La señora Verlow estaba en tratos con los guías que sacaban a los pescadores de altura que de vez en cuando se alojaban en la casa; no quería tomarse la molestia de mantener una embarcación de pesca de altura ni alquilar un amarre para una embarcación semejante. La propiedad Merrymeeting se extendía desde la bahía al golfo, en línea recta a lo largo de la isla, y en la bahía había una playita y un embarcadero. Allí era donde tenía la señora Verlow algunos esquifes y un par de veleros. Una niña de siete años sola se las hubiera visto y deseado para mantener limpia la playa, el embarcadero en condiciones, los barcos estancos y las velas en buen estado, pero si trabajaban juntas, dos personas podían hacerlo sin problemas. Aquel primer verano en Isla Santa Rosa, mantener limpia la playa fue una de las primeras tareas que la señora Verlow nos asignó a Roger Huggins y a mí en calidad de equipo.

Ambos teníamos nuestras ocupaciones por separado en la casa, aunque algunas las resolvíamos juntos porque cuatro manos hacían la faena más llevadera.

A menudo, las habitaciones de los huéspedes no podían acomodar todo el equipaje de éstos, sobre todo el de aquellos que se alojaban en la casa durante semanas. De modo que se nos encargó a ambos llevar parte del equipaje al desván. Las maletas y bolsas grandes por lo general eran vaciadas previamente en los armarios y cómodas de los huéspedes, de modo que los bultos eran más aparatosos que pesados.

Cuando llegué por primera vez a lo alto de la escalera, le daba la espalda a Roger, situado al otro lado de un baúl. Se trataba de un baúl tipo militar (¿cómo iba a ser de otro modo?), pero vacío, de modo que entre ambos pudimos con él. En seguida lo dejamos en el descansillo de la escalera.
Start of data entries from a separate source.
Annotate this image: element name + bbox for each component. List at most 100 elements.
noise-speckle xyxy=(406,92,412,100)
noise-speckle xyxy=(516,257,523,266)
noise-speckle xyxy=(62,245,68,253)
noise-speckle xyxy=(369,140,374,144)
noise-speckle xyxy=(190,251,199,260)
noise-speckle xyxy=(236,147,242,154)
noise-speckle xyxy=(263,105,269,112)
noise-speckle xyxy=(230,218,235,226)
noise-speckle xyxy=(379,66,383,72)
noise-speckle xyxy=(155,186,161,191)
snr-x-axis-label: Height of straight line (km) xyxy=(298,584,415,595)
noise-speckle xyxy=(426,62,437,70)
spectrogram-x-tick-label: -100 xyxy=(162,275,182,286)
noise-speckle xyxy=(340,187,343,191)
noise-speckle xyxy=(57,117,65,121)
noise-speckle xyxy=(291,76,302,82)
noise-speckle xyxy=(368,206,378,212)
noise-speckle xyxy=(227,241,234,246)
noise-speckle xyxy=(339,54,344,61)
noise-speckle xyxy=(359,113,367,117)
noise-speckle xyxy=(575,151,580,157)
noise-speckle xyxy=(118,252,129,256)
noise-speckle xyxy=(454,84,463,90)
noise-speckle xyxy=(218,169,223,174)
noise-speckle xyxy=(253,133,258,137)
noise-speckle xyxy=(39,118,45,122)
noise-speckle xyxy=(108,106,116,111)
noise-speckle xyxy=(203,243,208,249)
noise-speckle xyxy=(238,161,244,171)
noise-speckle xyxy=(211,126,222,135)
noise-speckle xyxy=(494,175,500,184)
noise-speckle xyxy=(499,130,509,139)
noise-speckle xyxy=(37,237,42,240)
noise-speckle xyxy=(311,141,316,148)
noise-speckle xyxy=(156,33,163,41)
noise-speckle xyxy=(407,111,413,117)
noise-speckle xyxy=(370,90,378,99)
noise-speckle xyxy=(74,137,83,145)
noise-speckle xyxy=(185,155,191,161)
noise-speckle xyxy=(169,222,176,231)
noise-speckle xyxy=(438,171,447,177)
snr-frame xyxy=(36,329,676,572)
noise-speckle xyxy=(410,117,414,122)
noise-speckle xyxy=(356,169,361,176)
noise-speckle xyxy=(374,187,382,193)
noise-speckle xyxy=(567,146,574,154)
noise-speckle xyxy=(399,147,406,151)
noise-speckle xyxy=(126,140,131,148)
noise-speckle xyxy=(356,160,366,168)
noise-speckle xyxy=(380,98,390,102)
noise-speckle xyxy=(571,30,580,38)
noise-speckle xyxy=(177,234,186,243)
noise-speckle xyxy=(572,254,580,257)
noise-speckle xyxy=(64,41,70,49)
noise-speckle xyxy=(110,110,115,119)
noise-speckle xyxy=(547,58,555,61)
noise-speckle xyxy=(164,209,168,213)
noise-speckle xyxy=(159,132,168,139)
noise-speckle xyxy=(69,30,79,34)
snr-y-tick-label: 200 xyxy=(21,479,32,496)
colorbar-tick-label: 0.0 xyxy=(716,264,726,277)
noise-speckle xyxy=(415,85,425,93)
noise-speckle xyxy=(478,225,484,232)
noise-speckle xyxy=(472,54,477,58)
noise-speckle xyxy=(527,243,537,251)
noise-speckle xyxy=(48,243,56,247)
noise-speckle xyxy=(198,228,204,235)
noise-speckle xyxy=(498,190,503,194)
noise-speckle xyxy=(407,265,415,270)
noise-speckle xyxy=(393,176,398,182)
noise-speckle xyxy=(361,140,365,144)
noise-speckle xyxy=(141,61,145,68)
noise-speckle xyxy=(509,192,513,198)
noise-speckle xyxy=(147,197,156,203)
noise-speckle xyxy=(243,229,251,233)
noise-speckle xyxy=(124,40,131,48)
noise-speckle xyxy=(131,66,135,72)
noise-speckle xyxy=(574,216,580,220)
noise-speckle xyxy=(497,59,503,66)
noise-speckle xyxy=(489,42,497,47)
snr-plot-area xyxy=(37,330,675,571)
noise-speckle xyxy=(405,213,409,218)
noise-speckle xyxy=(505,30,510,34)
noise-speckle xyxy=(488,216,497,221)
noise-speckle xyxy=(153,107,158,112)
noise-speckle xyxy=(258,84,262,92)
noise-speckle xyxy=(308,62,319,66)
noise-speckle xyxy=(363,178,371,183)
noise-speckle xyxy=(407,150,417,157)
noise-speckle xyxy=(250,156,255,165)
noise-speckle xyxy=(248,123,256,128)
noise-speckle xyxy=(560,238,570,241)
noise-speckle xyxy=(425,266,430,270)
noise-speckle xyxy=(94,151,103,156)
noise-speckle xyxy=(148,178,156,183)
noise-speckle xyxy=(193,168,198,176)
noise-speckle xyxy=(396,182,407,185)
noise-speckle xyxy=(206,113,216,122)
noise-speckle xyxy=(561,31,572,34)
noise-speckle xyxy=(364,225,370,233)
Una larga cadena, de esas compuestas por pequeñas cuencas de metal que solían verse pendiendo de luces y de los ventiladores cenitales, colgaba en la oscuridad. Al tirar de ella, se encendieron una serie de bombillas suspendidas de las vigas. No tenían pantalla, pero eran de escasa potencia y estaban cubiertas de polvo y suciedad. Gracias a aquella luz que jamás alcanzaba a iluminar todo los ángulos y hendeduras, el desván se nos antojaba inmenso entonces. Yo aún lo recuerdo así.

A pesar de las troneras bajo el alero, cuyo objeto consistía en disipar el calor acumulado, hacía un calor sofocante en el desván, fuera la estación que fuese. Cuando descansamos al final de la escalera, oí el arrullo de las palomas, el trajín de las plumas y los arañazos de las diminutas garras. Lleno como estaba el desván de objetos inanimados, rebosaban en él los bichitos: polillas, arañas, moscas, escarabajos, avispas, otros insectos, murciélagos, pájaros y ratones.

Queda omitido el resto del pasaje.